回復 4# 王重鈞 的帖子
我是算幾炸到底,一路黑到底,慘不忍睹
以下使用符號 \( \sum\limits _{cyclic}f(a,b,c)=f(a,b,c)+f(b,c,a)+f(c,a,b) \)
\( 2a+b+c=(a+b)+(a+c)\geq2\sqrt{(a+b)(a+c)} \) (算幾不等式)
故 \( \frac{1}{(2a+b+c)^{2}}\leq\frac{1}{4}\cdot\frac{1}{(a+b)(a+c)} \),同理有 \( \frac{1}{(2b+c+a)^{2}}\leq\frac{1}{4}\cdot\frac{1}{(b+c)(b+a)} \), \( \frac{1}{(2c+a+b)^{2}}\leq\frac{1}{4}\cdot\frac{1}{(c+a)(c+b)} \)
因此 \( \frac{1}{(2a+b+c)^{2}}+\frac{1}{(2b+c+a)^{2}}+\frac{1}{(2c+a+b)^{2}}\leq\frac{1}{4}\left[\frac{1}{(a+b)(a+c)}+\frac{1}{(b+c)(b+a)}+\frac{1}{(c+a)(c+b)}\right]=\frac{1}{2}\frac{a+b+c}{(a+b)(b+c)(c+a)} \)....(1)
由 \( \frac{1}{a}+\frac{1}{b}+\frac{1}{c}=a+b+c \) 可得 \( \frac{ab+bc+ca}{abc}=a+b+c \Rightarrow\frac{abc(a+b+c)}{ab+bc+ca} = 1 \)...(2)
(1)(2) \( \Rightarrow\frac{1}{(2a+b+c)^{2}}+\frac{1}{(2b+c+a)^{2}}+\frac{1}{(2c+a+b)^{2}}\leq\frac{1}{2}\frac{a+b+c}{(a+b)(b+c)(c+a)}\cdot\frac{abc(a+b+c)}{ab+bc+ca}=\frac{1}{2}\frac{\sum\limits _{cyclic}(a^{3}bc+2ab^{2}c^{2})}{\sum\limits _{cyclic}(a^{3}b^{2}+a^{3}c^{2}+2a^{3}bc+4ab^{2}c^{2})} \)...(3)
算幾不等式有 \( a^{3}b^{2}+a^{3}c^{2}\geq2a^{3}bc \Rightarrow\sum\limits _{cyclic}\left(a^{3}b^{2}+a^{3}c^{2}\right)\geq\sum\limits _{cyclic}2a^{3}bc \)...(4)

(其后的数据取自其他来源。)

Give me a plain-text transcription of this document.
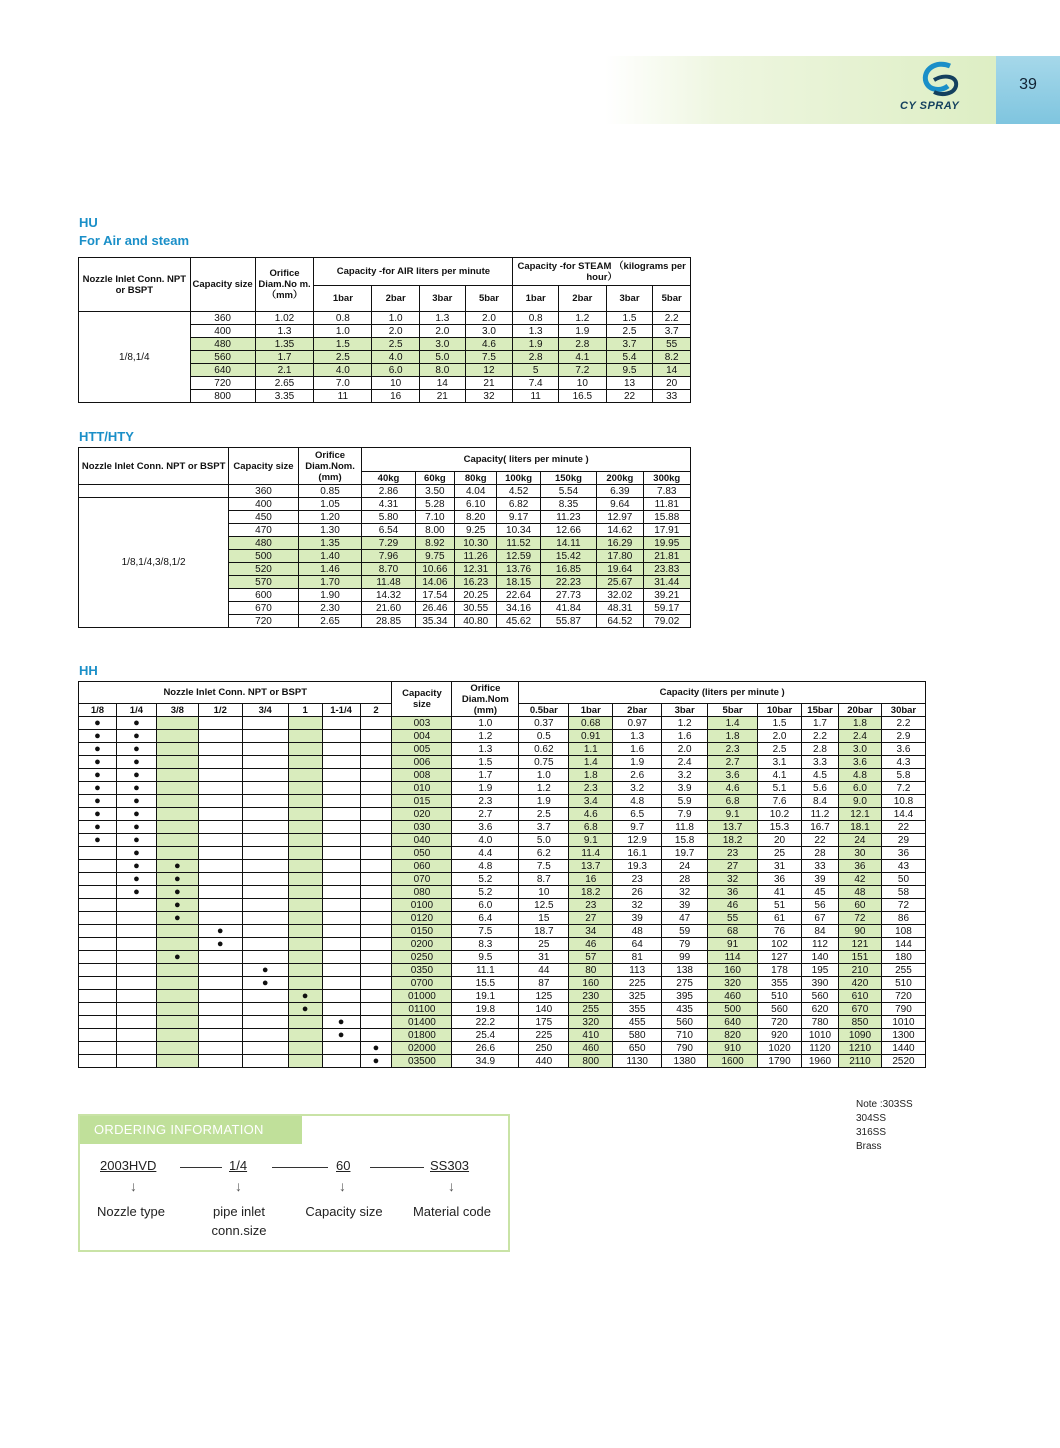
CY SPRAY
39
HU
For Air and steam
Nozzle Inlet Conn. NPT or BSPT	Capacity size	Orifice Diam.No m.（mm）	Capacity -for AIR liters per minute				Capacity -for STEAM （kilograms per hour）			
			1bar	2bar	3bar	5bar	1bar	2bar	3bar	5bar
1/8,1/4	360	1.02	0.8	1.0	1.3	2.0	0.8	1.2	1.5	2.2
	400	1.3	1.0	2.0	2.0	3.0	1.3	1.9	2.5	3.7
	480	1.35	1.5	2.5	3.0	4.6	1.9	2.8	3.7	55
	560	1.7	2.5	4.0	5.0	7.5	2.8	4.1	5.4	8.2
	640	2.1	4.0	6.0	8.0	12	5	7.2	9.5	14
	720	2.65	7.0	10	14	21	7.4	10	13	20
	800	3.35	11	16	21	32	11	16.5	22	33
HTT/HTY
Nozzle Inlet Conn. NPT or BSPT	Capacity size	Orifice Diam.Nom. (mm)	Capacity( liters per minute )						
			40kg	60kg	80kg	100kg	150kg	200kg	300kg
	360	0.85	2.86	3.50	4.04	4.52	5.54	6.39	7.83
1/8,1/4,3/8,1/2	400	1.05	4.31	5.28	6.10	6.82	8.35	9.64	11.81
	450	1.20	5.80	7.10	8.20	9.17	11.23	12.97	15.88
	470	1.30	6.54	8.00	9.25	10.34	12.66	14.62	17.91
	480	1.35	7.29	8.92	10.30	11.52	14.11	16.29	19.95
	500	1.40	7.96	9.75	11.26	12.59	15.42	17.80	21.81
	520	1.46	8.70	10.66	12.31	13.76	16.85	19.64	23.83
	570	1.70	11.48	14.06	16.23	18.15	22.23	25.67	31.44
	600	1.90	14.32	17.54	20.25	22.64	27.73	32.02	39.21
	670	2.30	21.60	26.46	30.55	34.16	41.84	48.31	59.17
	720	2.65	28.85	35.34	40.80	45.62	55.87	64.52	79.02
HH
Nozzle Inlet Conn. NPT or BSPT								Capacity size	Orifice Diam.Nom (mm)	Capacity (liters per minute )								
1/8	1/4	3/8	1/2	3/4	1	1-1/4	2			0.5bar	1bar	2bar	3bar	5bar	10bar	15bar	20bar	30bar
●	●							003	1.0	0.37	0.68	0.97	1.2	1.4	1.5	1.7	1.8	2.2
●	●							004	1.2	0.5	0.91	1.3	1.6	1.8	2.0	2.2	2.4	2.9
●	●							005	1.3	0.62	1.1	1.6	2.0	2.3	2.5	2.8	3.0	3.6
●	●							006	1.5	0.75	1.4	1.9	2.4	2.7	3.1	3.3	3.6	4.3
●	●							008	1.7	1.0	1.8	2.6	3.2	3.6	4.1	4.5	4.8	5.8
●	●							010	1.9	1.2	2.3	3.2	3.9	4.6	5.1	5.6	6.0	7.2
●	●							015	2.3	1.9	3.4	4.8	5.9	6.8	7.6	8.4	9.0	10.8
●	●							020	2.7	2.5	4.6	6.5	7.9	9.1	10.2	11.2	12.1	14.4
●	●							030	3.6	3.7	6.8	9.7	11.8	13.7	15.3	16.7	18.1	22
●	●							040	4.0	5.0	9.1	12.9	15.8	18.2	20	22	24	29
	●							050	4.4	6.2	11.4	16.1	19.7	23	25	28	30	36
	●	●						060	4.8	7.5	13.7	19.3	24	27	31	33	36	43
	●	●						070	5.2	8.7	16	23	28	32	36	39	42	50
	●	●						080	5.2	10	18.2	26	32	36	41	45	48	58
		●						0100	6.0	12.5	23	32	39	46	51	56	60	72
		●						0120	6.4	15	27	39	47	55	61	67	72	86
			●					0150	7.5	18.7	34	48	59	68	76	84	90	108
			●					0200	8.3	25	46	64	79	91	102	112	121	144
		●						0250	9.5	31	57	81	99	114	127	140	151	180
				●				0350	11.1	44	80	113	138	160	178	195	210	255
				●				0700	15.5	87	160	225	275	320	355	390	420	510
					●			01000	19.1	125	230	325	395	460	510	560	610	720
					●			01100	19.8	140	255	355	435	500	560	620	670	790
						●		01400	22.2	175	320	455	560	640	720	780	850	1010
						●		01800	25.4	225	410	580	710	820	920	1010	1090	1300
							●	02000	26.6	250	460	650	790	910	1020	1120	1210	1440
							●	03500	34.9	440	800	1130	1380	1600	1790	1960	2110	2520
Note :303SS
304SS
316SS
Brass
ORDERING INFORMATION
2003HVD	1/4	60	SS303
↓	↓	↓	↓
Nozzle type	pipe inlet conn.size
Capacity size	Material code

算幾不等式有 \( a^{3}b^{2}+ab^{2}c^{2}\geq2a^{2}b^{2}c, a^{3}c^{2}+ab^{2}c^{2}\geq2a^{2}bc^{2} \)
故 \( \sum\limits _{cyclic}(a^{3}b^{2}+a^{3}c^{2}+2ab^{2}c^{2})\geq\sum\limits _{cyclic}(2a^{2}b^{2}c+2a^{2}bc^{2}) \)
\( \Rightarrow\sum\limits _{cyclic}(a^{3}b^{2}+a^{3}c^{2}+2ab^{2}c^{2})\geq\sum\limits _{cyclic}4ab^{2}c^{2} \)
\( \Rightarrow\sum\limits _{cyclic}(a^{3}b^{2}+a^{3}c^{2})\geq\sum\limits _{cyclic}2ab^{2}c^{2} \)...(5)
(4)(5) \( \Rightarrow\frac{1}{3}\sum\limits _{cyclic}\left(a^{3}b^{2}+a^{3}c^{2}\right)+\frac{2}{3}\sum\limits _{cyclic}\left(a^{3}b^{2}+a^{3}c^{2}\right)\geq\sum\limits _{cyclic}\left(\frac{2}{3}a^{3}bc+\frac{4}{3}ab^{2}c^{2}\right) \)...(6)
(3)(6) \( \Rightarrow\frac{1}{(2a+b+c)^{2}}+\frac{1}{(2b+c+a)^{2}}+\frac{1}{(2c+a+b)^{2}}\leq\frac{1}{2}\frac{\sum\limits _{cyclic}(a^{3}bc+2ab^{2}c^{2})}{\sum\limits _{cyclic}(\frac{8}{3}a^{3}bc+\frac{16}{3}ab^{2}c^{2})}=\frac{3}{16} \).
而當 \( a=b=c=1 \) 時 \( \frac{1}{(2a+b+c)^{2}}+\frac{1}{(2b+c+a)^{2}}+\frac{1}{(2c+a+b)^{2}}=\frac{3}{16} \),故所求最大值為 \( \frac{3}{16} \).